延長しない十曲目

二十一時五十分。御子柴誠玄と名越朱音はカラオケ店の狭い部屋で、終了十分前の表示を見ていた。学生時代から、悩み事がある日はここへ来る。歌うより話す時間のほうが長く、二人の履歴には途中停止した曲ばかり残った。誠玄が失恋した夜だけは朱音が十曲続けて歌い、彼が泣く時間をマイクの音で隠してくれた。

朱音は青い表紙の歌詞ノートをテーブルへ置いた。

「男友達に告白しようと思ってる」

「俺に相談するってことは、失敗したくない相手か」

「まあね」

「なら、やめたほうがいい」

朱音の指が止まった。

誠玄は缶の炭酸を一口飲んだ。胸の奥が痛んだが、友人として正しいことを言う。

「長い友達を一回の告白でなくすの、もったいないだろ。相手が鈍いなら、なおさら」

「鈍いんだよね。

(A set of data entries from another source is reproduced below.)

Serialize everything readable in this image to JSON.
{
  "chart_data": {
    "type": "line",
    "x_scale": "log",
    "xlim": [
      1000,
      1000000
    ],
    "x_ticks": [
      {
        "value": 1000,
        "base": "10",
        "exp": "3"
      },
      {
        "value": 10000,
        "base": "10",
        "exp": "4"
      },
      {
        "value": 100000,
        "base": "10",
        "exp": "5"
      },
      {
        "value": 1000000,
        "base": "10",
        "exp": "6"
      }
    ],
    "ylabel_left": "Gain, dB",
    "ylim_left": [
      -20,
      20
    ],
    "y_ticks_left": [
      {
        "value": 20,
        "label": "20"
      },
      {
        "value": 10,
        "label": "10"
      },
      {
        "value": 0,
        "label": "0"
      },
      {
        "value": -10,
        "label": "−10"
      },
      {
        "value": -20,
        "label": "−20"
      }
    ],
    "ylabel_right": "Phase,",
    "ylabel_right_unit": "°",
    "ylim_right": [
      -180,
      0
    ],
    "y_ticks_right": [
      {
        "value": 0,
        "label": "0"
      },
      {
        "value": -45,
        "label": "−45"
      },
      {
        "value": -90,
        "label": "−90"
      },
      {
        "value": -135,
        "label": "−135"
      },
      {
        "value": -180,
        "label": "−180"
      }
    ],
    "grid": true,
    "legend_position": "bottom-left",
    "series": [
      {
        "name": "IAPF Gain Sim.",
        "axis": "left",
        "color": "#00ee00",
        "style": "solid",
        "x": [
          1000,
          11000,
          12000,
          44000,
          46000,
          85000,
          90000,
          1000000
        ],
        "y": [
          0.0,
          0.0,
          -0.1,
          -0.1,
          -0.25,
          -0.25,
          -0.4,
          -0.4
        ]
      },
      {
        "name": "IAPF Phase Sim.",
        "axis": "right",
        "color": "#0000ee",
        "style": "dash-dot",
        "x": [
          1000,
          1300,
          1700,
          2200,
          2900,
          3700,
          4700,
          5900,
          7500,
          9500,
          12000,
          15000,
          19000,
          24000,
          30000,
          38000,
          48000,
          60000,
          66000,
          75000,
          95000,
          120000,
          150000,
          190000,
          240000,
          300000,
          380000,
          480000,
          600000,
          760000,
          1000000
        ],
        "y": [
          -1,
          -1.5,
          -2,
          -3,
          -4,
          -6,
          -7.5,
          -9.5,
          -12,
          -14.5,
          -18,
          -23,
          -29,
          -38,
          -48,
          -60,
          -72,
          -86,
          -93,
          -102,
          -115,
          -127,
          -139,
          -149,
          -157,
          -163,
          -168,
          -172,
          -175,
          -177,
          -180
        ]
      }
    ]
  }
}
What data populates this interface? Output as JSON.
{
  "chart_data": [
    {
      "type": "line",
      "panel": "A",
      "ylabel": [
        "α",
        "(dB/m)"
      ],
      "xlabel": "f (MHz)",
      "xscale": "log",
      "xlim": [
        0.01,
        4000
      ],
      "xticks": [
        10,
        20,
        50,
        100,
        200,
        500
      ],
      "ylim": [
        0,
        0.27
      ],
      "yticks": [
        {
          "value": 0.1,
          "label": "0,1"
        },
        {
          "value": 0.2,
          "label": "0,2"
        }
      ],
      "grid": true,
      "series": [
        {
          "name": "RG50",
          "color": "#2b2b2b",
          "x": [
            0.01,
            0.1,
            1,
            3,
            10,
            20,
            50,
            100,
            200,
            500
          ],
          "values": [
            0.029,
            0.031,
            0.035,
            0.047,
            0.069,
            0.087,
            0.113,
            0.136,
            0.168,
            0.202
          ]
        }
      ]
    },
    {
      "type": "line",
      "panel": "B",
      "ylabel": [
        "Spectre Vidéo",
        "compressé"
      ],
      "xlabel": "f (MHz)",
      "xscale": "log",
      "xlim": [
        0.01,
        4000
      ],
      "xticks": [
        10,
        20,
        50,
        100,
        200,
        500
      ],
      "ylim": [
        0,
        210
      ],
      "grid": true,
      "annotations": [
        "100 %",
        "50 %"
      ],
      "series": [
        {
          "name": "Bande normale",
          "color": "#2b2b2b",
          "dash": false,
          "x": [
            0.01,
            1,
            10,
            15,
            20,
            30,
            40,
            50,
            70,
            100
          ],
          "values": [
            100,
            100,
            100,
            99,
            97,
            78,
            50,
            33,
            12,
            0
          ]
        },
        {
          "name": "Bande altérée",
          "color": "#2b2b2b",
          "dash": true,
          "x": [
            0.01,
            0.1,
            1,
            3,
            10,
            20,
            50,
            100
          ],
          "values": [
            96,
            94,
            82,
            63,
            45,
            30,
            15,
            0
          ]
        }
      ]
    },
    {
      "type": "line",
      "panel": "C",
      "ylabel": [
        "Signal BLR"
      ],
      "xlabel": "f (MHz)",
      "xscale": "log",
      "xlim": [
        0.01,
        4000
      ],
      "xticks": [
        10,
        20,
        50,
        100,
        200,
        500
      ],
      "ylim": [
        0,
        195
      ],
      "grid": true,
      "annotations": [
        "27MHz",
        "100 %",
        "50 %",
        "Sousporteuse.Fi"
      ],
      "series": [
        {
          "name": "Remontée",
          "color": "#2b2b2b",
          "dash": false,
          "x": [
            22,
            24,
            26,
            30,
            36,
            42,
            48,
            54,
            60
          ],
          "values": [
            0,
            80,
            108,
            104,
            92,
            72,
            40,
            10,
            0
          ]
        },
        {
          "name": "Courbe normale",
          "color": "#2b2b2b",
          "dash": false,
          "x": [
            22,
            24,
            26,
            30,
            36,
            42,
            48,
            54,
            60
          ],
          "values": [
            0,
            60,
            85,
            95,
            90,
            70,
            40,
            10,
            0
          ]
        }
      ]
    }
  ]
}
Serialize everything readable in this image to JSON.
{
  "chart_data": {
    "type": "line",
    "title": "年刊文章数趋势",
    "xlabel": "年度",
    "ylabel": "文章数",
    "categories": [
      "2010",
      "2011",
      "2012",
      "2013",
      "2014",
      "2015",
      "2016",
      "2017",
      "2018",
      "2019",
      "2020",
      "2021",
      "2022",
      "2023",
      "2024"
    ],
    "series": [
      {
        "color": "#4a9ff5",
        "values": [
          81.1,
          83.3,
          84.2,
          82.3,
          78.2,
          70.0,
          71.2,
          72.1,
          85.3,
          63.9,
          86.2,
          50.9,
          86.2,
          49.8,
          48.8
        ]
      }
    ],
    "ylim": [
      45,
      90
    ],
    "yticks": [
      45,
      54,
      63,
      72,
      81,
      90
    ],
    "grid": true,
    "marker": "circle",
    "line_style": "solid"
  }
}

本当に」

「じゃあ、新しい人を探せばいい」

朱音は笑い、端末で十曲目の予約を消した。歌詞ノートを誠玄へ押しやる。

「これ、処分して。明日から、紹介された人と会ってみる」

「急だな」

「今日、答えが出たから」

二十一時五十七分。朱音は先に会計へ向かった。誠玄は、彼女が選んだ誰かに少しだけ腹を立てながらノートを鞄へ入れた。

店員から延長確認の電話が鳴ったとき、ノートの間から薄い複写紙が落ちた。朱音は作詞するとき、上のページだけ破って相手へ渡す癖がある。青い紙には、筆圧で残った文字が読めた。

〈誠玄へ。友達でいれば失わないと思ってた。でも、何も始まらないまま失うほうが怖い〉

続きには、十曲目として予約されていた自作曲の題名がある。

〈返事は、歌い終わるまで待つ〉

誠玄が消した予約ではない。朱音が、自分で消していた。彼の「やめたほうがいい」を返事として受け取ったあとに。

廊下へ出ると、エレベーターの階数表示が一階へ着いた。電話をかける。朱音は出なかった。代わりに〈明日のこと、応援して〉と届いた。

受話器から店員がもう一度訊く。

「十分延長されますか?」

誠玄は複写紙をノートへ戻し、端末の〈延長しない〉を押した。